The third largest bank in Israel is Mizrahi Tefahot Bank, founded in 1923 by the Mizrahi movement and currently controlled by the Ofer-Wertheim group. In addition, the bank holds a 50% stake in Bank Yahav. In 2022, it merged with the activity of Agudath Bank, acquiring 100% of the bank's shares.

Fourth oldest bank in Israel is Discount Bank established on 5 April 1935, as Eretz Yisrael Discount Bank Ltd., by Leon Recanati and his partners, Yosef Albo and Moshe Carasso. The bank survived the difficult years of World War II and became a large and leading bank after the establishment of the state. The bank has faced difficulties due to wrong business decisions and strained labor relations between management and the workers' committee, but it has recovered from them. The bank also controls Discount Mercantile Bank and is owned by the Canadian-Israeli Bronfman family.

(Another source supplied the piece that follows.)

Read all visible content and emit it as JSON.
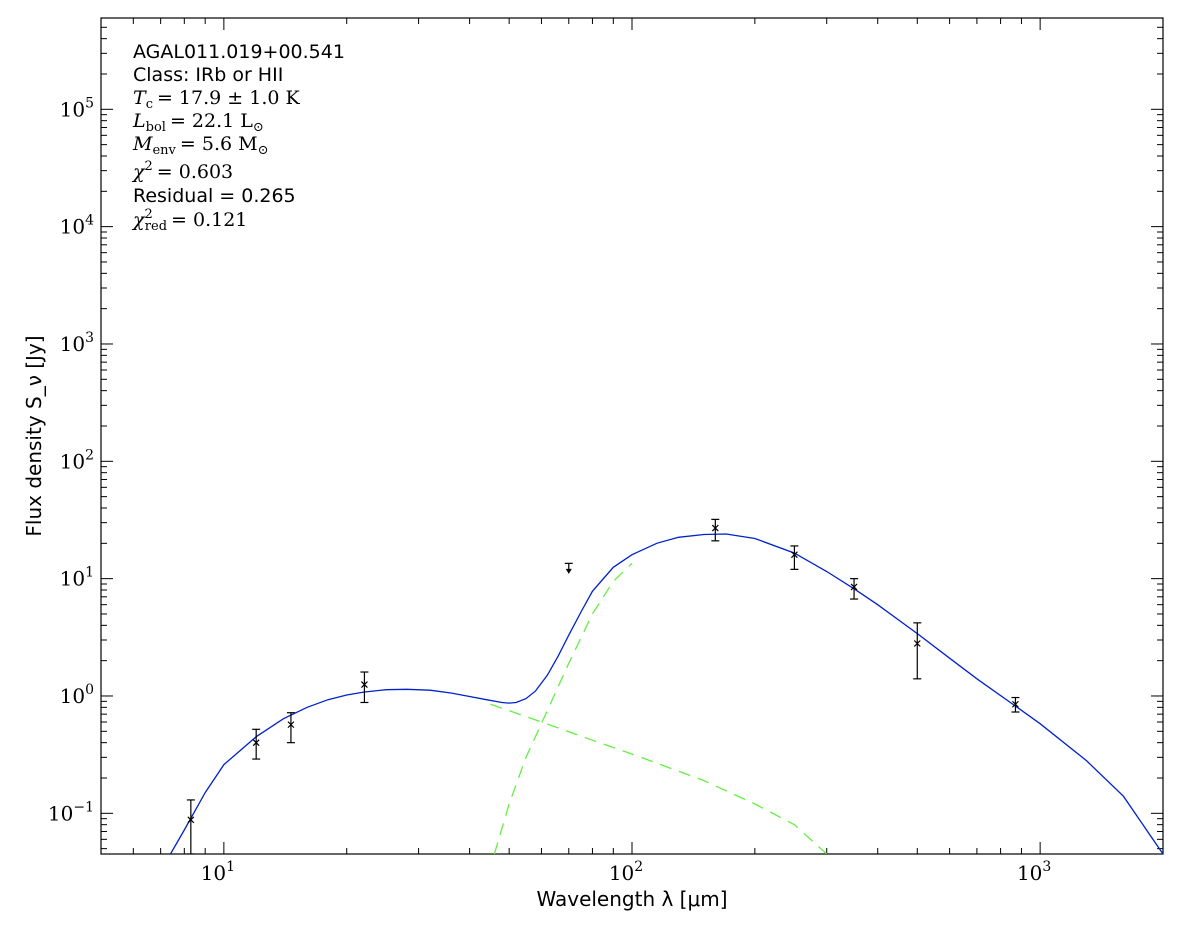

Of the major bank the fifth is Bank International, controlled by a group led by businessman Zadik Bino. It also owns Bank Massad.

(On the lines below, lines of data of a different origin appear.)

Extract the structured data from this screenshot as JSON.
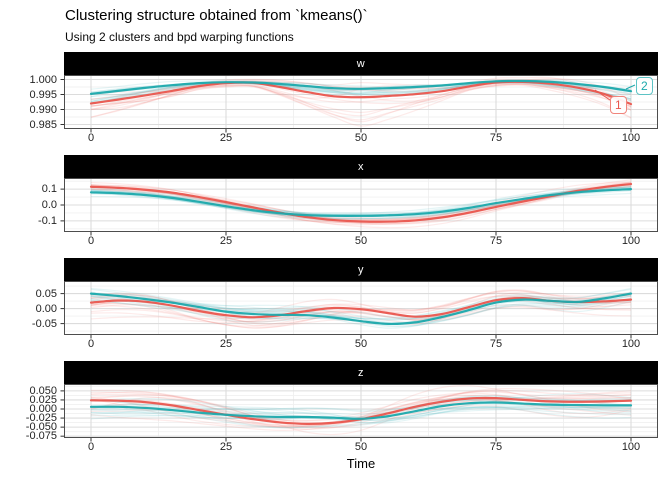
{
  "header": {
    "title": "Clustering structure obtained from `kmeans()`",
    "subtitle": "Using 2 clusters and bpd warping functions"
  },
  "colors": {
    "cluster1_mean": "#e9564e",
    "cluster1_member": "#f0857c",
    "cluster2_mean": "#1ca9ac",
    "cluster2_member": "#5cc3c5",
    "strip_bg": "#000000",
    "strip_text": "#ffffff",
    "grid_major": "#dcdcdc",
    "grid_minor": "#f0f0f0",
    "panel_border": "#4d4d4d",
    "panel_bg": "#ffffff",
    "tick": "#333333"
  },
  "legend": {
    "position": "inside top-right of facet w",
    "entries": [
      {
        "label": "1",
        "cluster": 1
      },
      {
        "label": "2",
        "cluster": 2
      }
    ]
  },
  "chart_data": {
    "type": "line",
    "title": "Clustering structure obtained from `kmeans()`",
    "subtitle": "Using 2 clusters and bpd warping functions",
    "xlabel": "Time",
    "grid": "major+minor",
    "x_domain": [
      -5,
      105
    ],
    "x_ticks": [
      0,
      25,
      50,
      75,
      100
    ],
    "x_minor": [
      12.5,
      37.5,
      62.5,
      87.5
    ],
    "x": [
      0,
      5,
      10,
      15,
      20,
      25,
      30,
      35,
      40,
      45,
      50,
      55,
      60,
      65,
      70,
      75,
      80,
      85,
      90,
      95,
      100
    ],
    "members_per_cluster": 14,
    "facets": [
      {
        "name": "w",
        "ylim": [
          0.9835,
          1.0015
        ],
        "yticks": [
          1.0,
          0.995,
          0.99,
          0.985
        ],
        "ytick_labels": [
          "1.000",
          "0.995",
          "0.990",
          "0.985"
        ],
        "yminor": [
          0.9975,
          0.9925,
          0.9875
        ],
        "pinch_at": [
          25,
          75
        ],
        "spread": {
          "cluster1": 0.0048,
          "cluster2": 0.002
        },
        "series": [
          {
            "name": "cluster 1 mean",
            "values": [
              0.992,
              0.9933,
              0.9947,
              0.9962,
              0.9978,
              0.9988,
              0.9989,
              0.9975,
              0.9958,
              0.9944,
              0.9941,
              0.9945,
              0.9951,
              0.9961,
              0.9977,
              0.999,
              0.9992,
              0.9986,
              0.9973,
              0.9952,
              0.9918
            ]
          },
          {
            "name": "cluster 2 mean",
            "values": [
              0.9952,
              0.9962,
              0.9972,
              0.9981,
              0.9988,
              0.9991,
              0.999,
              0.9985,
              0.9978,
              0.9971,
              0.9969,
              0.9971,
              0.9975,
              0.998,
              0.9988,
              0.9994,
              0.9995,
              0.9992,
              0.9985,
              0.9975,
              0.9961
            ]
          }
        ]
      },
      {
        "name": "x",
        "ylim": [
          -0.17,
          0.17
        ],
        "yticks": [
          0.1,
          0.0,
          -0.1
        ],
        "ytick_labels": [
          "0.1",
          "0.0",
          "-0.1"
        ],
        "yminor": [
          0.15,
          0.05,
          -0.05,
          -0.15
        ],
        "spread": {
          "cluster1": 0.02,
          "cluster2": 0.015
        },
        "series": [
          {
            "name": "cluster 1 mean",
            "values": [
              0.115,
              0.108,
              0.096,
              0.078,
              0.05,
              0.018,
              -0.015,
              -0.048,
              -0.076,
              -0.095,
              -0.104,
              -0.105,
              -0.097,
              -0.078,
              -0.048,
              -0.012,
              0.022,
              0.055,
              0.088,
              0.113,
              0.132
            ]
          },
          {
            "name": "cluster 2 mean",
            "values": [
              0.08,
              0.074,
              0.063,
              0.045,
              0.02,
              -0.008,
              -0.033,
              -0.052,
              -0.064,
              -0.068,
              -0.068,
              -0.065,
              -0.058,
              -0.042,
              -0.018,
              0.012,
              0.038,
              0.062,
              0.08,
              0.092,
              0.1
            ]
          }
        ]
      },
      {
        "name": "y",
        "ylim": [
          -0.088,
          0.092
        ],
        "yticks": [
          0.05,
          0.0,
          -0.05
        ],
        "ytick_labels": [
          "0.05",
          "0.00",
          "-0.05"
        ],
        "yminor": [
          0.075,
          0.025,
          -0.025,
          -0.075
        ],
        "spread": {
          "cluster1": 0.026,
          "cluster2": 0.018
        },
        "series": [
          {
            "name": "cluster 1 mean",
            "values": [
              0.02,
              0.027,
              0.023,
              0.01,
              -0.008,
              -0.022,
              -0.029,
              -0.022,
              -0.008,
              0.002,
              -0.002,
              -0.015,
              -0.027,
              -0.018,
              0.005,
              0.028,
              0.035,
              0.026,
              0.022,
              0.024,
              0.03
            ]
          },
          {
            "name": "cluster 2 mean",
            "values": [
              0.05,
              0.042,
              0.032,
              0.02,
              0.005,
              -0.01,
              -0.018,
              -0.021,
              -0.022,
              -0.03,
              -0.042,
              -0.051,
              -0.046,
              -0.028,
              -0.005,
              0.02,
              0.03,
              0.026,
              0.022,
              0.034,
              0.05
            ]
          }
        ]
      },
      {
        "name": "z",
        "ylim": [
          -0.08,
          0.069
        ],
        "yticks": [
          0.05,
          0.025,
          0.0,
          -0.025,
          -0.05,
          -0.075
        ],
        "ytick_labels": [
          "0.050",
          "0.025",
          "0.000",
          "-0.025",
          "-0.050",
          "-0.075"
        ],
        "yminor": [
          0.0625,
          0.0375,
          0.0125,
          -0.0125,
          -0.0375,
          -0.0625
        ],
        "spread": {
          "cluster1": 0.024,
          "cluster2": 0.017
        },
        "series": [
          {
            "name": "cluster 1 mean",
            "values": [
              0.024,
              0.023,
              0.019,
              0.01,
              -0.003,
              -0.016,
              -0.028,
              -0.037,
              -0.041,
              -0.038,
              -0.028,
              -0.012,
              0.006,
              0.02,
              0.029,
              0.03,
              0.025,
              0.021,
              0.02,
              0.021,
              0.023
            ]
          },
          {
            "name": "cluster 2 mean",
            "values": [
              0.006,
              0.006,
              0.003,
              -0.003,
              -0.01,
              -0.016,
              -0.02,
              -0.022,
              -0.022,
              -0.024,
              -0.027,
              -0.02,
              -0.006,
              0.008,
              0.016,
              0.018,
              0.015,
              0.012,
              0.011,
              0.01,
              0.01
            ]
          }
        ]
      }
    ]
  }
}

In addition to the five major groups, there are two more commercial banks operating in Israel that provide services to private and business customers: Jerusalem Bank, Bank Yahav, and the digital bank ONE ZERO, which began operating in 2022. In December 2022, the Bank of Israel approved the establishment of another new bank, "Bank Ash Israel."

Foreign banks with branches in Israel include Citibank N.A., HSBC, BNP Paribas, Deutsche Bank, Credit Suisse, and State Bank of India. Foreign banks that have closed their operations in Israel include Barclays.

There is also Postal Bank (Bank Ha-Doar) which maintains current accounts with the basic services, but cannot provide credit activities in any way. The Postal Bank is supervised by Ministry of Communications under the Postal Law.

=== Major banks ===

| Banking group | Established | Number of Branches | Total Assets (NIS million) | Share of total banking system assets | Share of total banking system credit | Share of total banking system deposits | Equity (NIS million) |
| Bank Leumi group | 1902 | 193 | 699,166 | 26.5 | 29.3 | 29.18 | 49,443 |
| Hapoalim group | 1921 | 233 | 665,353 | 26.8 | 27.9 | 27.9 | 46,503 |
| Discount Bank group | 1935 | 178 | 376,754 | 16.6 | 15.8 | 15.31 | 25,478 |
| Mizrahi-Tefahot Bank group | 1923 | 198 | 428,292 | 21.1 | 18.0 | 18.05 | 24,868 |
| First International Bank group | 1975 | 103 | 195,955 | 8.0 | 8.2 | 8.81 | 11,035 |
| Bank of Jerusalem | 1963 | 23 | 18,907 | 1.0 | 0.8 | 0.75 | 1,256 |
Source: Annual survey 2022 Bank of Israel

==Supervision and regulation==
The Bank of Israel supervises Israeli banks via the Supervisor of Banks. The tasks and authority of the Supervisor of Banks are based on several laws: Banks are subject of specific laws as corporations.
- The Banking Ordinance, 1941, a Mandatory ordinance which has been amended and updated over the years;
- The Banking (Licensing) Law, 1981;
- The Banking (Service to Customers) Law, 1981;
- The Checks Without Cover (bad checks) Law, 1981.
- The Regulation of Investment Advising, Investment Marketing, and Investment Portfolio Management Law.